The point is that distant tectonic events produce microclimates, which in turn affect macroclimates, which in turn affect microclimates farther away.
Such as the intersection at 20th & Market, in Philadelphia. I suppose you could produce a wind-map of the Greater Philadelphia region, and here’s where we leave landscape and hit architecture: what buildings could be removed, starting fifty miles away, that would change the unmoving tornado of wind at 20th & Market? Moving closer – within ten miles – which walls or fences could be built just a foot higher – or lower – to augment the effect? Does a new housing development in Montgomery County make it easier or harder to walk across 20th & Market?
Moving closer, into the intersection itself, could you actually map-out the thermal vortices and architectural directions that shape the wind within the intersection, and then build special “wind mirrors,” or redirectional shields, controlled by a central computer, that, in certain positions, entirely negate, erase, eliminate, and deny the wind from forming in the first place?
You toggle the little wind mirrors until the wind disappears – and suddenly the intersection goes silent. The skirts of financial professionals flutter back to knee-height. Comb-overs stayed combed over. I stop grimacing.
Could you attach wind mirrors to every building in the city, producing an artificial microclimate specific to Philadelphia?
Could you do the same to New York City, and to Boston, and to Washington DC, and then arrange them all so that extremely high-powered, hurricane-like winds blow northeastward, destroying Halifax and grounding planes at London’s Heathrow?
The Wind Gun. Or: How to weaponize a landscape.
You could rig sailing contests. Neutralize rainstorms. Assist sunbathers perturbed by the hubris of a cloudy atmosphere.
Stay tuned for a similar idea, actually… Soon.

One thought on “Wind mirrors at 20th & Market, or: feeling the microclimates of distant tectonic events”

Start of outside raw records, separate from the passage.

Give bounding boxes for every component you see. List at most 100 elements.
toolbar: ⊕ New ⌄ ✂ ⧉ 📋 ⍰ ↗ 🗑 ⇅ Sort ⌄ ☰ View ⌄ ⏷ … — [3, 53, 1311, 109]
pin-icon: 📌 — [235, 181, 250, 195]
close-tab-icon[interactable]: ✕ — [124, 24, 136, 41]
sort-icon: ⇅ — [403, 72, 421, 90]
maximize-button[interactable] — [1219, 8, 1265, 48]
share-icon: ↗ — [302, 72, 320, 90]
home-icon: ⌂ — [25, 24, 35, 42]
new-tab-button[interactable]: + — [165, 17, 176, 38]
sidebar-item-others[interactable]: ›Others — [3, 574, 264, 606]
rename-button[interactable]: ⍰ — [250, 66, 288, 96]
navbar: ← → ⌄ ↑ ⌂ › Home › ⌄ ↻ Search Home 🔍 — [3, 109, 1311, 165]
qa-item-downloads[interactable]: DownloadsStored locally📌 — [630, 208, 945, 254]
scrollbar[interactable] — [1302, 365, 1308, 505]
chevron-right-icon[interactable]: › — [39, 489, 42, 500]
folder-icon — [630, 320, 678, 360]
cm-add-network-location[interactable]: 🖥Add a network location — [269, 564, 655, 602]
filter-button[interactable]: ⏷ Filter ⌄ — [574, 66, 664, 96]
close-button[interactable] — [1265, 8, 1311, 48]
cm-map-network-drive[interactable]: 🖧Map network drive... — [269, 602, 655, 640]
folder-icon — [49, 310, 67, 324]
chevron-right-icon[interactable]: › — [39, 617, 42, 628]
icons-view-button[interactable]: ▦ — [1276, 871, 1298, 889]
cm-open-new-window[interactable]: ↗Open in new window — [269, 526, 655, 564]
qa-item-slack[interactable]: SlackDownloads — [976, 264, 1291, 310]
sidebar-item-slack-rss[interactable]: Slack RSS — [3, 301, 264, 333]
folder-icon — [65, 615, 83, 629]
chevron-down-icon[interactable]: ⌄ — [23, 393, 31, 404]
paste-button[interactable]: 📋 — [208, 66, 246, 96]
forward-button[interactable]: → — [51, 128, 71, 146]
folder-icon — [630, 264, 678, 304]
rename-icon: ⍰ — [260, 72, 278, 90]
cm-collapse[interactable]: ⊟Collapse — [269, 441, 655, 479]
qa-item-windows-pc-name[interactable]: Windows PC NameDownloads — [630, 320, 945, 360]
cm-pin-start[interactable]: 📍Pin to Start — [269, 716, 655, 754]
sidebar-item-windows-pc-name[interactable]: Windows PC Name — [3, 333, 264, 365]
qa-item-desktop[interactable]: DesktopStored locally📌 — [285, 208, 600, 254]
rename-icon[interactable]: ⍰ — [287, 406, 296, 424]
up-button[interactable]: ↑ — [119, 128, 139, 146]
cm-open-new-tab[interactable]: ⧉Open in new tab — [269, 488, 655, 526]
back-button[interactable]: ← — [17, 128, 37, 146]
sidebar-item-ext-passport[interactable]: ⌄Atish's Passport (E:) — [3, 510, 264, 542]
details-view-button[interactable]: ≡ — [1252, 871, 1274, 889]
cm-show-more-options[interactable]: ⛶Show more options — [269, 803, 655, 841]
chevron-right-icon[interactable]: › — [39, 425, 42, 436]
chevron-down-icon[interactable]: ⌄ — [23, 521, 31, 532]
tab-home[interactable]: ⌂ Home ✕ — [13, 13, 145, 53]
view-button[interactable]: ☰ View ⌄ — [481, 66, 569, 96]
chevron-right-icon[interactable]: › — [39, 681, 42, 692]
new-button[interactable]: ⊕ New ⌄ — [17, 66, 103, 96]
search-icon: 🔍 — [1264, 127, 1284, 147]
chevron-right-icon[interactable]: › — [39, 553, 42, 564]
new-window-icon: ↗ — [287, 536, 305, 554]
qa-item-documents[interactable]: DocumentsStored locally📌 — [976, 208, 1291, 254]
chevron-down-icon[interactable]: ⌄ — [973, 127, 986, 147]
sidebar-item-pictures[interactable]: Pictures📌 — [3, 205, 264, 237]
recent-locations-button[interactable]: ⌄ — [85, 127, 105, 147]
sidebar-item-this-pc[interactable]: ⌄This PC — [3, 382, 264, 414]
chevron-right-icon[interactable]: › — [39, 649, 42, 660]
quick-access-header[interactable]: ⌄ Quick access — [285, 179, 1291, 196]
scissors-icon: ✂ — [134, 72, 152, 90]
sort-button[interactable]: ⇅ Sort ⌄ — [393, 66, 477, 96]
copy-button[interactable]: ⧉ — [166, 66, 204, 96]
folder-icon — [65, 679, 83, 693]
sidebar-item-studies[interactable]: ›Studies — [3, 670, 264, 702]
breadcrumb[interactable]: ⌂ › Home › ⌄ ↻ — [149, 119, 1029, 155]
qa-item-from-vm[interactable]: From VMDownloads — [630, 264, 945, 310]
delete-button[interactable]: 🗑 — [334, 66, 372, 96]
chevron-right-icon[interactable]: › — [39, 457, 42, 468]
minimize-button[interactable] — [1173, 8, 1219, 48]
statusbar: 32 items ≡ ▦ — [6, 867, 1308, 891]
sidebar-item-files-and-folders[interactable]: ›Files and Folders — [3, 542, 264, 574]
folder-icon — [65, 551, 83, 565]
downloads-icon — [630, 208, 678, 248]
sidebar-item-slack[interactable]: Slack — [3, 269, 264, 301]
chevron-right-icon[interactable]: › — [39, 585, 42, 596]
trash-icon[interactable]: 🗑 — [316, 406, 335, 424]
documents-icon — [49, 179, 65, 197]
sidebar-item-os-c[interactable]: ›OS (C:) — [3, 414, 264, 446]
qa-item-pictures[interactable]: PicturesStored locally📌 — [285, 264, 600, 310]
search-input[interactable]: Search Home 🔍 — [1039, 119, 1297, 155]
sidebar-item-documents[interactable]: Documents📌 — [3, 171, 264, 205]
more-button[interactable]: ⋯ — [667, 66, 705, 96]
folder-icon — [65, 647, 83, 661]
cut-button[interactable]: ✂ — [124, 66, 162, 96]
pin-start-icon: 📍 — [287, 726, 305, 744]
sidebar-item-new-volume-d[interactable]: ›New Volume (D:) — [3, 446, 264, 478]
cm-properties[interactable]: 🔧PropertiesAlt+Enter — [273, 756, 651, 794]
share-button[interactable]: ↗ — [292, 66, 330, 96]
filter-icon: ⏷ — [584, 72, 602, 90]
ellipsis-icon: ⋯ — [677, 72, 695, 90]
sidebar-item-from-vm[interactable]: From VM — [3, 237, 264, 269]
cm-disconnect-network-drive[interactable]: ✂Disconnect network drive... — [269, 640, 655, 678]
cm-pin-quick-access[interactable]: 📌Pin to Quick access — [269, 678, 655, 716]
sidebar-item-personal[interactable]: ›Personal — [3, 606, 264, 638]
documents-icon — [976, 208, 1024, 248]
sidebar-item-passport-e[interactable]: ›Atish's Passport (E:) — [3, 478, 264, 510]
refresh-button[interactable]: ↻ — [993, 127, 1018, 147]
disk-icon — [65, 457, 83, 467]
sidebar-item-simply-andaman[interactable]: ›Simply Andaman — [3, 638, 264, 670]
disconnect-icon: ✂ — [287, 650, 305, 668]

  1. So since it is the windiest corner in the world and since we can’t just use all that wind just to shut down Heathrow which is doing a pretty good job of doing that itself why don’t we set up some wind turbines to generate the electricity we now make by burning oil, the bane of our western addictive society? Come on Mr. Nutter, cut the red tape and lets get those windmills up and running. They can be above the traffic so that the maurauding taxis and ignorant drivers can still sideswipe bicyclists and threaten pedestrians. We have a gold mine right here in wretched old Philly. I live at 19th and JFK. I have nearly had my nickers blown off on any of a number of corners in my neighborhood and even though that was fun I marvel that I’m the only person I know who thinks a wind turbine or ten are desperately missing from this picture. Screw the New River City, to hell with the American Commerce Center! Until I get a wind mill over the Septa tracks between my building, Kennedy House, and
    30th Street Station I don’t want one more ton of concrete poured. What will it take to recognize this powerful wind tunnel? Why am I the only jerk who thinks like this? Heathrow can shut itself down, British Air needs no help from us, lets just work on powering up Center City with our own FREE wind courtesy of the west wind and the path the Schuylkill River takes at this particular little quirk in geography.